Sen. Mike Crapo, R-Idaho, attempted to adopt the Moore amendment, and gained the support of one Democrat, Sen. Blanche Lincoln, and the other four Republicans on the committee. Although the amendment failed due to a tie 6 to 6 vote, it was unclear if the issue would be raised again and it was possible the Senate could revise its offer.

Dodd pushed back against Crapo, warning that Collins' support was critical to pass the final bill. The Maine Republican is one of only four GOP senators to support the reform bill and her vote is necessary to ensure final legislation can be enacted.

"This is the proposal our colleague, Sen. Collins from Maine, cares deeply about," Dodd said. "I am going to urge the rejection of the Crapo amendment… I would like to see us defend the Collins amendment as we go forward in negotiations with our House colleagues on this matter."

Under conference rules, House conferees can propose changes to the regulatory reform bill, which the Senate members can accept, reject, or propose a counteroffer.

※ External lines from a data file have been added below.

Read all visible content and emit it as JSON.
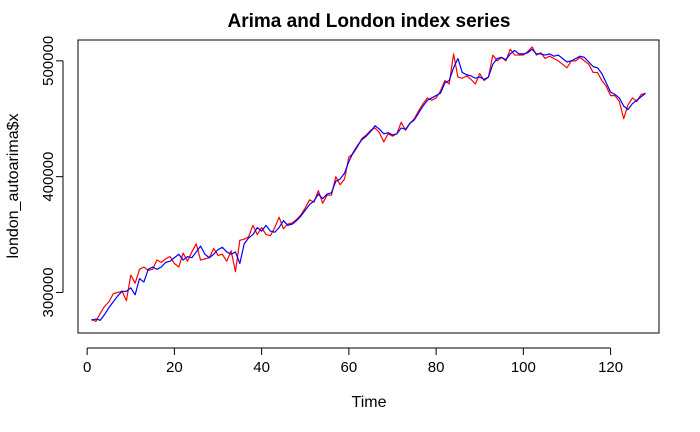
{
  "chart_data": {
    "type": "line",
    "title": "Arima and London index series",
    "xlabel": "Time",
    "ylabel": "london_autoarima$x",
    "xlim": [
      1,
      128
    ],
    "ylim": [
      265000,
      518000
    ],
    "x_ticks": [
      0,
      20,
      40,
      60,
      80,
      100,
      120
    ],
    "x_tick_labels": [
      "0",
      "20",
      "40",
      "60",
      "80",
      "100",
      "120"
    ],
    "y_ticks": [
      300000,
      400000,
      500000
    ],
    "y_tick_labels": [
      "300000",
      "400000",
      "500000"
    ],
    "grid": false,
    "legend": "none",
    "series": [
      {
        "color": "#ff0000",
        "x": [
          1,
          2,
          3,
          4,
          5,
          6,
          7,
          8,
          9,
          10,
          11,
          12,
          13,
          14,
          15,
          16,
          17,
          18,
          19,
          20,
          21,
          22,
          23,
          24,
          25,
          26,
          27,
          28,
          29,
          30,
          31,
          32,
          33,
          34,
          35,
          36,
          37,
          38,
          39,
          40,
          41,
          42,
          43,
          44,
          45,
          46,
          47,
          48,
          49,
          50,
          51,
          52,
          53,
          54,
          55,
          56,
          57,
          58,
          59,
          60,
          61,
          62,
          63,
          64,
          65,
          66,
          67,
          68,
          69,
          70,
          71,
          72,
          73,
          74,
          75,
          76,
          77,
          78,
          79,
          80,
          81,
          82,
          83,
          84,
          85,
          86,
          87,
          88,
          89,
          90,
          91,
          92,
          93,
          94,
          95,
          96,
          97,
          98,
          99,
          100,
          101,
          102,
          103,
          104,
          105,
          106,
          107,
          108,
          109,
          110,
          111,
          112,
          113,
          114,
          115,
          116,
          117,
          118,
          119,
          120,
          121,
          122,
          123,
          124,
          125,
          126,
          127,
          128
        ],
        "values": [
          277000,
          275000,
          282000,
          288000,
          292000,
          299000,
          300000,
          301000,
          293000,
          315000,
          308000,
          320000,
          322000,
          319000,
          320000,
          328000,
          326000,
          329000,
          331000,
          325000,
          322000,
          334000,
          327000,
          335000,
          342000,
          328000,
          329000,
          330000,
          338000,
          332000,
          333000,
          327000,
          336000,
          318000,
          345000,
          346000,
          348000,
          358000,
          350000,
          356000,
          350000,
          349000,
          356000,
          365000,
          355000,
          359000,
          360000,
          363000,
          367000,
          373000,
          380000,
          378000,
          388000,
          377000,
          384000,
          384000,
          400000,
          393000,
          398000,
          417000,
          420000,
          426000,
          433000,
          436000,
          440000,
          442000,
          438000,
          430000,
          437000,
          435000,
          437000,
          447000,
          440000,
          446000,
          450000,
          457000,
          463000,
          468000,
          466000,
          468000,
          474000,
          483000,
          480000,
          506000,
          486000,
          485000,
          487000,
          484000,
          480000,
          489000,
          483000,
          486000,
          505000,
          500000,
          503000,
          500000,
          510000,
          505000,
          505000,
          505000,
          508000,
          512000,
          505000,
          507000,
          502000,
          504000,
          502000,
          500000,
          497000,
          494000,
          500000,
          500000,
          503000,
          500000,
          497000,
          490000,
          490000,
          483000,
          478000,
          470000,
          470000,
          465000,
          450000,
          462000,
          468000,
          465000,
          471000,
          472000
        ]
      },
      {
        "color": "#0000ff",
        "x": [
          1,
          2,
          3,
          4,
          5,
          6,
          7,
          8,
          9,
          10,
          11,
          12,
          13,
          14,
          15,
          16,
          17,
          18,
          19,
          20,
          21,
          22,
          23,
          24,
          25,
          26,
          27,
          28,
          29,
          30,
          31,
          32,
          33,
          34,
          35,
          36,
          37,
          38,
          39,
          40,
          41,
          42,
          43,
          44,
          45,
          46,
          47,
          48,
          49,
          50,
          51,
          52,
          53,
          54,
          55,
          56,
          57,
          58,
          59,
          60,
          61,
          62,
          63,
          64,
          65,
          66,
          67,
          68,
          69,
          70,
          71,
          72,
          73,
          74,
          75,
          76,
          77,
          78,
          79,
          80,
          81,
          82,
          83,
          84,
          85,
          86,
          87,
          88,
          89,
          90,
          91,
          92,
          93,
          94,
          95,
          96,
          97,
          98,
          99,
          100,
          101,
          102,
          103,
          104,
          105,
          106,
          107,
          108,
          109,
          110,
          111,
          112,
          113,
          114,
          115,
          116,
          117,
          118,
          119,
          120,
          121,
          122,
          123,
          124,
          125,
          126,
          127,
          128
        ],
        "values": [
          276000,
          277000,
          276000,
          281000,
          287000,
          292000,
          297000,
          301000,
          301000,
          304000,
          298000,
          312000,
          309000,
          320000,
          322000,
          320000,
          322000,
          326000,
          327000,
          330000,
          333000,
          328000,
          331000,
          330000,
          335000,
          340000,
          333000,
          330000,
          333000,
          337000,
          339000,
          335000,
          333000,
          335000,
          325000,
          342000,
          347000,
          350000,
          356000,
          353000,
          358000,
          353000,
          352000,
          356000,
          362000,
          358000,
          359000,
          362000,
          366000,
          371000,
          376000,
          379000,
          385000,
          381000,
          385000,
          386000,
          396000,
          398000,
          403000,
          413000,
          421000,
          427000,
          432000,
          435000,
          439000,
          444000,
          441000,
          437000,
          438000,
          436000,
          437000,
          442000,
          441000,
          446000,
          449000,
          455000,
          461000,
          466000,
          468000,
          470000,
          472000,
          481000,
          483000,
          494000,
          502000,
          490000,
          488000,
          487000,
          485000,
          486000,
          484000,
          486000,
          497000,
          502000,
          503000,
          501000,
          506000,
          509000,
          506000,
          506000,
          507000,
          510000,
          506000,
          506000,
          505000,
          506000,
          504000,
          505000,
          502000,
          499000,
          500000,
          502000,
          504000,
          503000,
          499000,
          495000,
          494000,
          489000,
          481000,
          473000,
          471000,
          468000,
          461000,
          458000,
          463000,
          466000,
          469000,
          472000
        ]
      }
    ]
  }
}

Once both sides agree, the final reform legislation must still be passed by the full House and Senate.

Conferees also debated whether to require large banks to prepay into a fund that could be used to help unwind a systemically important bank.

As expected, Senate conferees rejected a House effort to create a $150 billion fund. During debate on its version of the bill, the Senate scrapped a proposed $50 billion fund after Republicans argued it would effectively be a permanent "bailout" fund.

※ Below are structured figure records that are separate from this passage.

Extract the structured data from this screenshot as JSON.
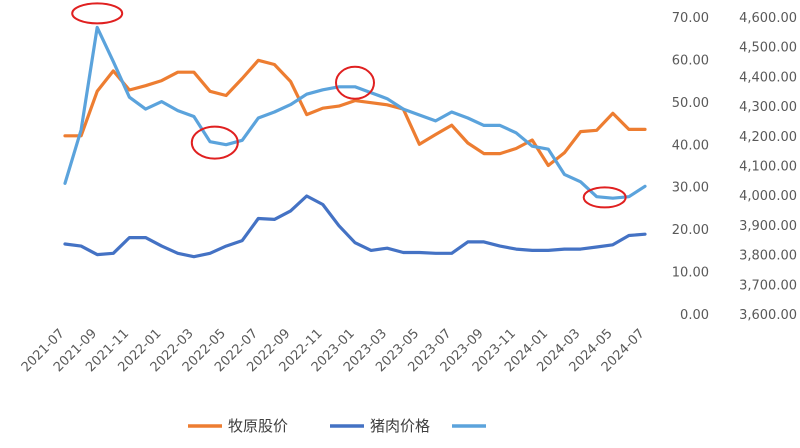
{
  "chart_data": {
    "type": "line",
    "x": [
      "2021-07",
      "2021-08",
      "2021-09",
      "2021-10",
      "2021-11",
      "2021-12",
      "2022-01",
      "2022-02",
      "2022-03",
      "2022-04",
      "2022-05",
      "2022-06",
      "2022-07",
      "2022-08",
      "2022-09",
      "2022-10",
      "2022-11",
      "2022-12",
      "2023-01",
      "2023-02",
      "2023-03",
      "2023-04",
      "2023-05",
      "2023-06",
      "2023-07",
      "2023-08",
      "2023-09",
      "2023-10",
      "2023-11",
      "2023-12",
      "2024-01",
      "2024-02",
      "2024-03",
      "2024-04",
      "2024-05",
      "2024-06",
      "2024-07"
    ],
    "xtick_labels": [
      "2021-07",
      "2021-09",
      "2021-11",
      "2022-01",
      "2022-03",
      "2022-05",
      "2022-07",
      "2022-09",
      "2022-11",
      "2023-01",
      "2023-03",
      "2023-05",
      "2023-07",
      "2023-09",
      "2023-11",
      "2024-01",
      "2024-03",
      "2024-05",
      "2024-07"
    ],
    "y_left": {
      "ylim": [
        0,
        70
      ],
      "ticks": [
        "0.00",
        "10.00",
        "20.00",
        "30.00",
        "40.00",
        "50.00",
        "60.00",
        "70.00"
      ]
    },
    "y_right": {
      "ylim": [
        3600,
        4600
      ],
      "ticks": [
        "3,600.00",
        "3,700.00",
        "3,800.00",
        "3,900.00",
        "4,000.00",
        "4,100.00",
        "4,200.00",
        "4,300.00",
        "4,400.00",
        "4,500.00",
        "4,600.00"
      ]
    },
    "series": [
      {
        "name": "牧原股价",
        "axis": "left",
        "color": "#ED7D31",
        "values": [
          42.0,
          42.0,
          52.5,
          57.3,
          52.8,
          53.8,
          55.0,
          57.0,
          57.0,
          52.5,
          51.5,
          55.5,
          59.8,
          58.8,
          54.8,
          47.0,
          48.5,
          49.0,
          50.3,
          49.8,
          49.3,
          48.3,
          40.0,
          42.3,
          44.5,
          40.3,
          37.8,
          37.8,
          39.0,
          41.0,
          35.0,
          38.0,
          43.0,
          43.3,
          47.3,
          43.5,
          43.5
        ]
      },
      {
        "name": "猪肉价格",
        "axis": "left",
        "color": "#4472C4",
        "values": [
          16.5,
          16.0,
          14.0,
          14.3,
          18.0,
          18.0,
          16.0,
          14.3,
          13.5,
          14.3,
          16.0,
          17.3,
          22.5,
          22.3,
          24.3,
          27.8,
          25.8,
          20.8,
          16.8,
          15.0,
          15.5,
          14.5,
          14.5,
          14.3,
          14.3,
          17.0,
          17.0,
          16.0,
          15.3,
          15.0,
          15.0,
          15.3,
          15.3,
          15.8,
          16.3,
          18.5,
          18.8
        ]
      },
      {
        "name": "",
        "axis": "right",
        "color": "#5BA3DC",
        "values": [
          4040,
          4220,
          4565,
          4450,
          4330,
          4290,
          4315,
          4285,
          4265,
          4180,
          4170,
          4185,
          4260,
          4280,
          4305,
          4340,
          4355,
          4365,
          4365,
          4345,
          4325,
          4290,
          4270,
          4250,
          4280,
          4260,
          4235,
          4235,
          4210,
          4165,
          4155,
          4070,
          4045,
          3995,
          3990,
          3995,
          4030
        ]
      }
    ],
    "annotations": [
      {
        "type": "ellipse",
        "color": "#E02020",
        "near": "2021-09 peak"
      },
      {
        "type": "ellipse",
        "color": "#E02020",
        "near": "2022-04 dip"
      },
      {
        "type": "ellipse",
        "color": "#E02020",
        "near": "2023-01 peak"
      },
      {
        "type": "ellipse",
        "color": "#E02020",
        "near": "2024-05 trough"
      }
    ],
    "grid": false,
    "legend": "bottom-center"
  }
}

Dodd noted that 93 senators had voted to remove the fund from its version of the bill, and could not agree to restore it.

"Colleagues on both the Democratic and Republican side - although mostly on the Republican side… objected to the ex-ante fund as part of the Shelby-Dodd agreement," Dodd said. "We cannot accept the House offer because we cannot undo one of most critical agreements that passed 93 to 5 on the floor of the Senate."

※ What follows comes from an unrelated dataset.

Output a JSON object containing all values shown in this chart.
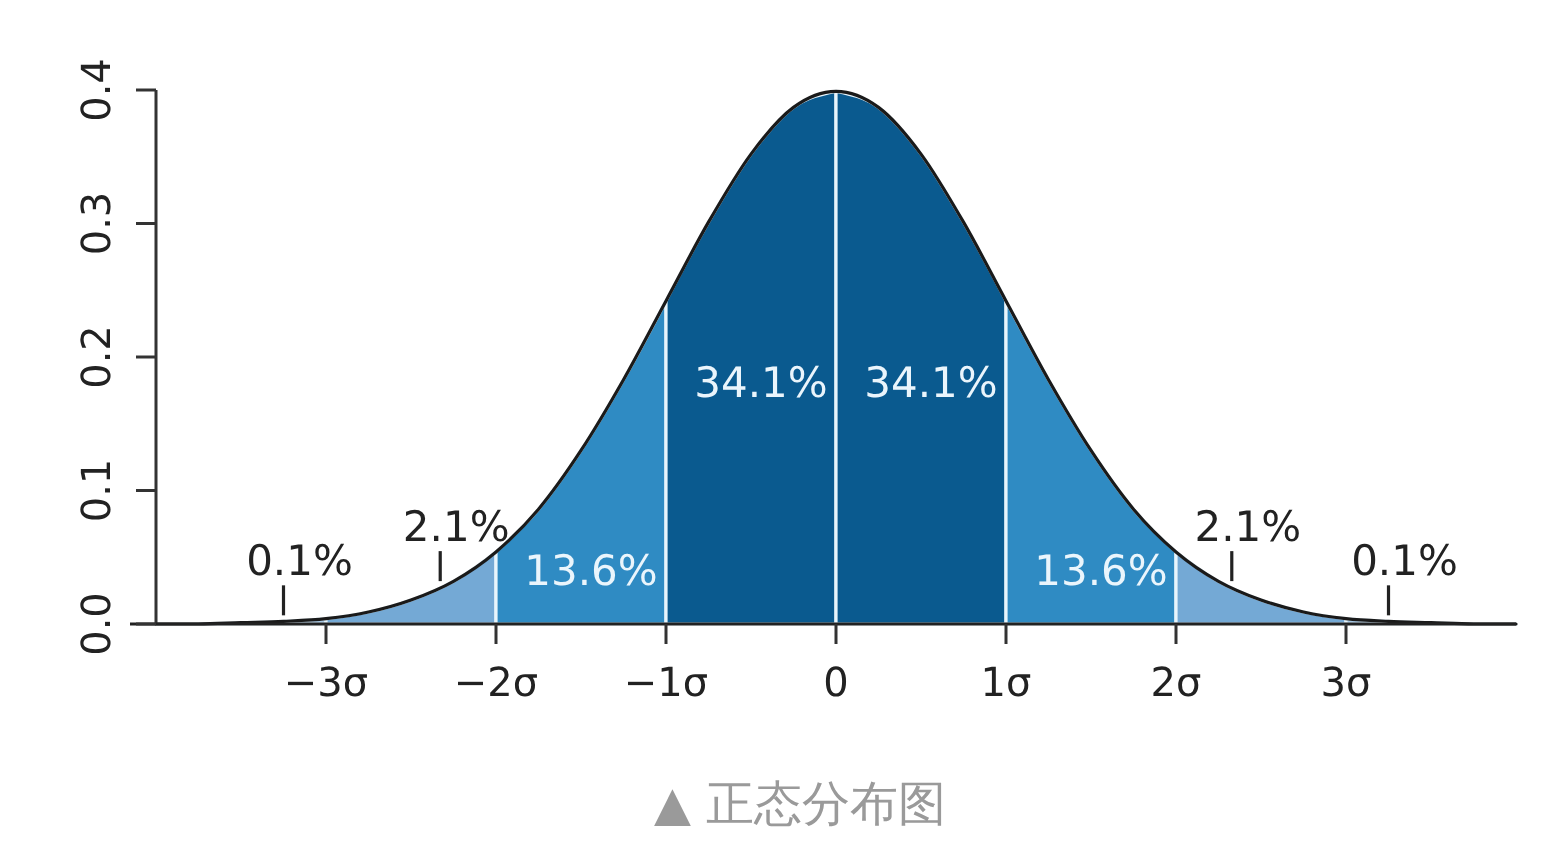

But Rep. Luis Gutierrez, D-Ill., the author of the fund in the House bill, said that GOP claims made no sense.

A bailout fund "does not exist," he said. "You cannot find it in here. … This is a funeral fund. This is a dissolution fund."

Rep. Maxine Waters, D-Calif., questioned Republicans' logic, noting that the Senate bill would force the FDIC to borrow from the Treasury Department to unwind a large institution.

"Why my Republican colleagues in the Senate held up the bill because of the prefund is beyond me," she said. "Why a prefund from the industry is a taxpayer bailout but a line of credit from Treasury is not is also a mystery."

The debate came as the committee also finished dealing with issues left over from Wednesday's marathon session.

Sen. Jack Reed, D-R.I., lost his battle to force the head of the Federal Reserve Bank of New York to be appointed by the president and confirmed by the Senate.

Frank also said that the House would agree to drop a proposal to require the Fed to certify a 99% degree of confidence that its emergency loans made under its 13(3) authority would be repaid in full.

Sen. Bob Corker, R-Tenn., also succeeded in adding language to the Senate offer that would require the systemic risk council to take accounting and insurance issues into consideration when making recommendations on financial stability.

The American Bankers Association and other banking groups have argued that mark to market accounting rules contributed to the crisis and should be included in the analysis of systemic risk.

Corker also succeeded in adding a study to the Senate offer related to the Collins amendment that would require the comptroller general to study the use of different hybrid capital instruments on the banking system, specifically including the disallowance of trust preferred securities.

Frank said the House planned to respond to the Senate's offer on systemic risk, resolution and capital on Tuesday. That day was already likely to be highly charged, as conferees are scheduled to also address other controversial issues such as interchange fee regulation, consumer protection, and risk retention.